La ménagerie de papier est un recueil de dix-neuf nouvelles d'un auteur que je découvre ici et dont je retiens désormais le nom, Ken Liu, car il n'est pas du tout impossible que je retourne dans son univers littéraire sans tarder, bien au contraire.
Ce recueil aborde indifféremment la science-fiction ou la fantasy et ce détail n'est pas sans importance car on peut aimer la science-fiction et ne pas du tout aimer la fantasy. L'inverse est vrai aussi. Ah, je vois déjà que certains se reconnaissent dans mon propos.
Certains pourraient même vous rétorquer qu'il y a entre la science-fiction et la fantasy un fossé aussi éloigné que notre bonne vieille Terre l'est des autres galaxies qui lui sont étrangères.
Pourtant, - mais c'est peut-être parce que je suis un peu encore novice sur les deux genres, cette association ici ne m'a pas du tout dérangé.
Le regroupement de ces dix-neuf nouvelles est le fruit d'un choix opéré par les éditions le Bélial et je trouve que l'agencement est fort réussi. L'ensemble tient debout comme un bel édifice défiant les astres, le temps et l'imaginaire...
Parmi ce champ des possibles qui est visité ou revisité dans ce recueil, la science-fiction occupe une large part du recueil, mais peu m'importe les genres en définitive, j'ai lu quelque chose qui tient de la littérature, celle qui me séduit.
S'il fallait rechercher un fil qui couture l'ensemble pour en délivrer un chapelet de perles dans son harmonie, ce serait peut-être le thème de l'enfance. L'enfance résonne ici avec tendresse, parfois avec nostalgie ou douleur. Souvent un enfant va éclairer de sa candeur, - c'est-à-dire de cette part d'intelligence capable de s'approprier un monde hostile, les chemins où tâtonnent ses parents et peut-être toute une communauté en proie au doute, à la peur, à la haine comme seule réponse...
L'exil, le douloureux exil dont on ne reviendra jamais, la quête d'un autre monde par choix ou par obligation...
L'inquiétude et le pessimisme traversent souvent le paysage de ces nouvelles, puisqu'il s'agit souvent en SF de s'inspirer, d'une certaine manière, du monde qui nous entoure, mais parfois des chemins philosophiques s'invitent, comme une tentative d'apaiser l'effroi d'un vide.
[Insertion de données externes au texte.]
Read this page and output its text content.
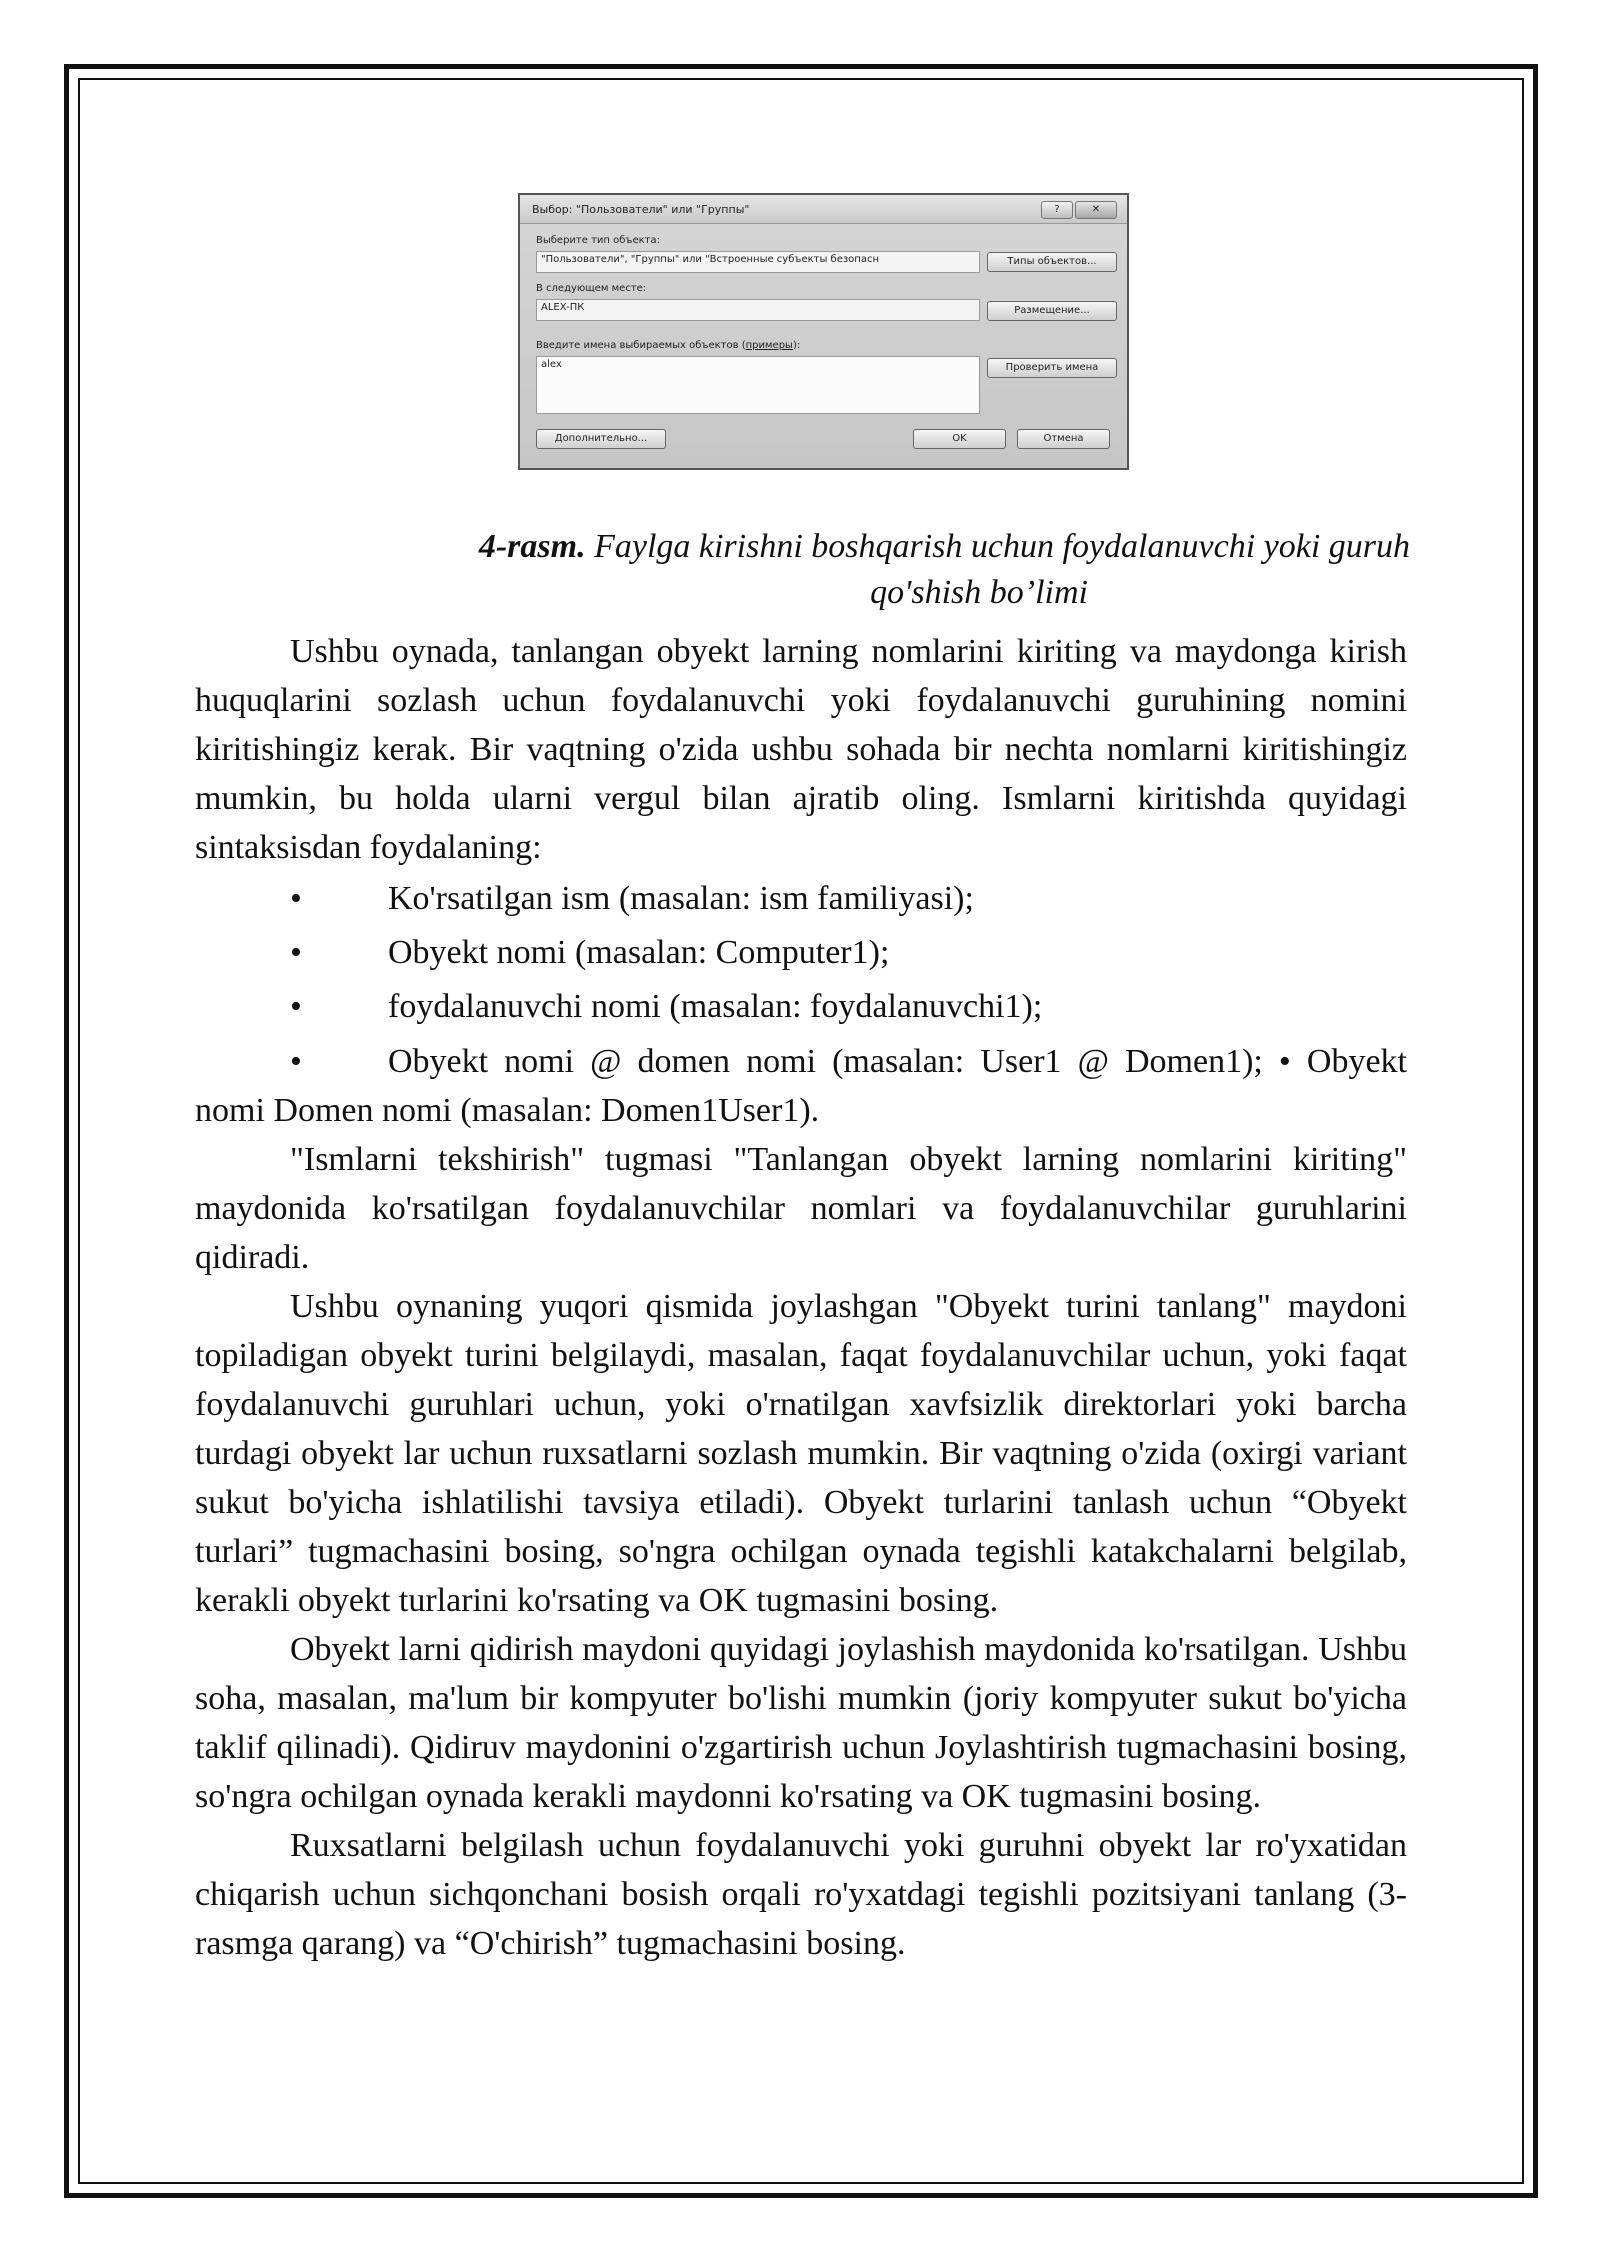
Выбор: "Пользователи" или "Группы"	?	✕
Выберите тип объекта:
"Пользователи", "Группы" или "Встроенные субъекты безопасн	Типы объектов...
В следующем месте:
ALEX-ПК	Размещение...
Введите имена выбираемых объектов (примеры):
alex	Проверить имена
Дополнительно...	OK	Отмена
4-rasm. Faylga kirishni boshqarish uchun foydalanuvchi yoki guruh
qo'shish bo’limi

Ushbu oynada, tanlangan obyekt larning nomlarini kiriting va maydonga kirish huquqlarini sozlash uchun foydalanuvchi yoki foydalanuvchi guruhining nomini kiritishingiz kerak. Bir vaqtning o'zida ushbu sohada bir nechta nomlarni kiritishingiz mumkin, bu holda ularni vergul bilan ajratib oling. Ismlarni kiritishda quyidagi sintaksisdan foydalaning:

•	Ko'rsatilgan ism (masalan: ism familiyasi);

•	Obyekt nomi (masalan: Computer1);

•	foydalanuvchi nomi (masalan: foydalanuvchi1);

•	Obyekt nomi @ domen nomi (masalan: User1 @ Domen1); • Obyekt nomi Domen nomi (masalan: Domen1User1).

"Ismlarni tekshirish" tugmasi "Tanlangan obyekt larning nomlarini kiriting" maydonida ko'rsatilgan foydalanuvchilar nomlari va foydalanuvchilar guruhlarini qidiradi.

Ushbu oynaning yuqori qismida joylashgan "Obyekt turini tanlang" maydoni topiladigan obyekt turini belgilaydi, masalan, faqat foydalanuvchilar uchun, yoki faqat foydalanuvchi guruhlari uchun, yoki o'rnatilgan xavfsizlik direktorlari yoki barcha turdagi obyekt lar uchun ruxsatlarni sozlash mumkin. Bir vaqtning o'zida (oxirgi variant sukut bo'yicha ishlatilishi tavsiya etiladi). Obyekt turlarini tanlash uchun “Obyekt turlari” tugmachasini bosing, so'ngra ochilgan oynada tegishli katakchalarni belgilab, kerakli obyekt turlarini ko'rsating va OK tugmasini bosing.

Obyekt larni qidirish maydoni quyidagi joylashish maydonida ko'rsatilgan. Ushbu soha, masalan, ma'lum bir kompyuter bo'lishi mumkin (joriy kompyuter sukut bo'yicha taklif qilinadi). Qidiruv maydonini o'zgartirish uchun Joylashtirish tugmachasini bosing, so'ngra ochilgan oynada kerakli maydonni ko'rsating va OK tugmasini bosing.

Ruxsatlarni belgilash uchun foydalanuvchi yoki guruhni obyekt lar ro'yxatidan chiqarish uchun sichqonchani bosish orqali ro'yxatdagi tegishli pozitsiyani tanlang (3-rasmga qarang) va “O'chirish” tugmachasini bosing.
Mais il y a quelque chose qui rassure malgré tout, apaise nos plaies, l'enchantement peut-être... ou bien la rencontre avec certains personnages...
L'humanité est là aussi présente dans toutes ces nouvelles avec toute sa palette de nuances, ses failles, ses odyssées, ...
La recherche d'immortalité... Pourquoi est-ce tant un mythe intemporel ? C'est dit avec inspiration et beauté dans quelques-unes de ces nouvelles et qui m'ont rappelé le recueil de Greg Egan, océaniques, même si ce dernier va sans doute davantage fouiller avec plus de profondeur et d'acuité certains des thèmes abordés, plus de dureté aussi... Choisir, c'est renoncer... Choisir entre l'immortalité mais rester au stade physique où l'on est, - dix ans, trente-cinq ans..., ou bien vieillir et mourir mais traverser tous les stades de la vie et les aborder avec l'immanence de l'instant, ces vertiges, ces espoirs, ces chagrins, celui de partir, de voir l'autre qu'on aime partir...
« Partout, la vie continuait sans fin, mais on n'était pas plus heureux pour autant. Les gens ne vieillissaient pas ensemble - ils ne grandissaient pas ensemble non plus. Les couples mariés revenaient sur leurs voeux, et ce n'était plus la mort qui les séparait, mais l'ennui. »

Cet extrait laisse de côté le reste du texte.